Para acessar o ensino superior, é preciso, além de concluir a educação básica, vencer o filtro social do vestibular. Esse tem sido um grande desafio para os grupos historicamente excluídos no nosso país. As políticas afirmativas como as cotas étnico-raciais e o vestibular indígena tem sido fundamentais para a inclusão da juventude preta e periférica e dos povos originários nas universidades públicas.

No país que mais mata travestis e transsexuais no mundo, no qual a expectativa de vida da população trans gira em torno de 35 anos, é mais do que urgente colocar em pauta o debate sobre as cotas para pessoas trans no ensino superior público!

Nada sobre nós sem nós

Se de um lado temos a questão da exclusão sistemática das pessoas trans e a necessidade de reparação, de outro temos a universidade pública como um espaço de produção de conhecimento e de pesquisa que dão subsídio para a formulação de políticas públicas.

A presença de pessoas trans na universidade transforma profundamente seu perfil social e tem impacto direto no conhecimento produzido. Estudantes trans no curso de medicina, presentes com seus corpos, pressionam materialmente para que nossos corpos passem a ser discutidos em disciplinas. Essa é uma das chaves para que passemos a ter médicos que compreendem nossas realidades.

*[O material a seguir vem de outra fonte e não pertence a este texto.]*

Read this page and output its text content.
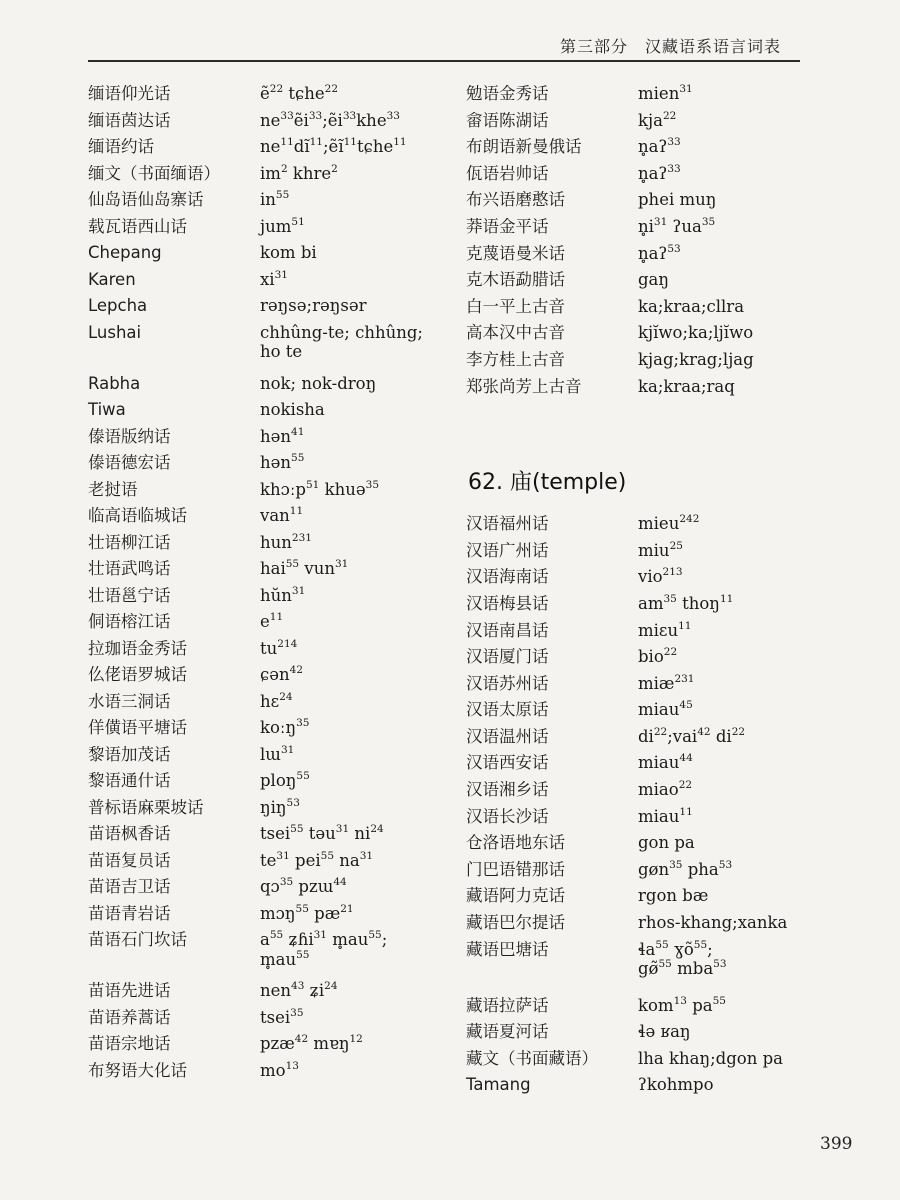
第三部分　汉藏语系语言词表
缅语仰光话	ẽ$^{22}$ tɕhe$^{22}$
缅语茵达话	$ne^{33}ẽi^{33};ẽi^{33}khe^{33}$
缅语约话	$ne^{11}dĩ^{11};ẽĩ^{11}tɕhe^{11}$
缅文（书面缅语）	$im^2$ khre$^2$
仙岛语仙岛寨话	$in^{55}$
载瓦语西山话	jum$^{51}$
Chepang	kom bi
Karen	$xi^{31}$
Lepcha	rəŋsə;rəŋsər
Lushai	chhûng-te; chhûng;
ho te
Rabha	nok; nok-droŋ
Tiwa	nokisha
傣语版纳话	hən$^{41}$
傣语德宏话	hən$^{55}$
老挝语	khɔːp$^{51}$ khuə$^{35}$
临高语临城话	van$^{11}$
壮语柳江话	hun$^{231}$
壮语武鸣话	hai$^{55}$ vun$^{31}$
壮语邕宁话	hŭn$^{31}$
侗语榕江话	$e^{11}$
拉珈语金秀话	$tu^{214}$
仫佬语罗城话	ɕən$^{42}$
水语三洞话	hɛ$^{24}$
佯僙语平塘话	koːŋ$^{35}$
黎语加茂话	lɯ$^{31}$
黎语通什话	ploŋ$^{55}$
普标语麻栗坡话	ŋiŋ$^{53}$
苗语枫香话	tsei$^{55}$ təu$^{31}$ $ni^{24}$
苗语复员话	$te^{31}$ pei$^{55}$ $na^{31}$
苗语吉卫话	qɔ$^{35}$ pzɯ$^{44}$
苗语青岩话	mɔŋ$^{55}$ $pæ^{21}$
苗语石门坎话	$a^{55}$ ʑɦi$^{31}$ $m̥au^{55}$;
$m̥au^{55}$
苗语先进话	nen$^{43}$ ʑi$^{24}$
苗语养蒿话	tsei$^{35}$
苗语宗地话	pzæ$^{42}$ mɐŋ$^{12}$
布努语大化话	$mo^{13}$
勉语金秀话	mien$^{31}$
畲语陈湖话	kja$^{22}$
布朗语新曼俄话	n̥aʔ$^{33}$
佤语岩帅话	n̥aʔ$^{33}$
布兴语磨憨话	phei muŋ
莽语金平话	$n̥i^{31}$ ʔua$^{35}$
克蔑语曼米话	n̥aʔ$^{53}$
克木语勐腊话	gaŋ
白一平上古音	ka;kraa;cllra
高本汉中古音	kjĭwo;ka;ljĭwo
李方桂上古音	kjag;krag;ljag
郑张尚芳上古音	ka;kraa;raq
62. 庙(temple)
汉语福州话	mieu$^{242}$
汉语广州话	miu$^{25}$
汉语海南话	vio$^{213}$
汉语梅县话	$am^{35}$ thoŋ$^{11}$
汉语南昌话	miɛu$^{11}$
汉语厦门话	bio$^{22}$
汉语苏州话	miæ$^{231}$
汉语太原话	miau$^{45}$
汉语温州话	$di^{22};vai^{42}$ $di^{22}$
汉语西安话	miau$^{44}$
汉语湘乡话	miao$^{22}$
汉语长沙话	miau$^{11}$
仓洛语地东话	gon pa
门巴语错那话	gøn$^{35}$ pha$^{53}$
藏语阿力克话	rgon bæ
藏语巴尔提话	rhos-khang;xanka
藏语巴塘话	ɬa$^{55}$ ɣõ$^{55}$;
gø̃$^{55}$ mba$^{53}$
藏语拉萨话	kom$^{13}$ $pa^{55}$
藏语夏河话	ɬə ʁaŋ
藏文（书面藏语）	lha khaŋ;dgon pa
Tamang	ʔkohmpo
399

Diversos estudos de gênero são produzidos nas humanidades, muitos tem pessoas trans como objeto de estudo, mas a esmagadora maioria é desenvolvido por pessoas cis. Não queremos mais ser apenas objeto de estudos, queremos ser sujeitos da produção científica sobre nós mesmos e, por que não, sobre as pessoas cisgêneras também!

A hora é agora: lutar pelas cotas trans nas universidades públicas

A luta pelas cotas para pessoas trans vem na esteira das conquistas recentes das cotas étnico-raciais e do vestibular indígena, seja desde 2008 nas federais, seja a partir de 2017 nas universidades estaduais paulistas (USP, UNESP e Unicamp). Universidades como a UFABC e a UNEB já adotaram cotas para pessoas trans nos cursos de graduação.

Um dos maiores desafios do movimento estudantil no último período tem sido a luta por uma política de assistência estudantil que dê conta de responder à transformação do perfil social da universidade obtida através das políticas de acesso. Além de conseguir acessar, é preciso conseguir permanecer: nossa luta deve ser centrada na combinação entre a ampliação das políticas de acesso (através das cotas para pessoas trans, PCDs e vestibular indígena onde ainda não houver) e das políticas de assistência estudantil.

Às vésperas do 59º congresso da União Nacional dos Estudantes (UNE), queremos debater com o movimento estudantil a necessidade de uma ampla campanha nacional pelas cotas para pessoas trans na graduação e na pós-graduação, que também dê conta de lutar por condições dignas de permanência estudantil para as pessoas LGBTQIAP+.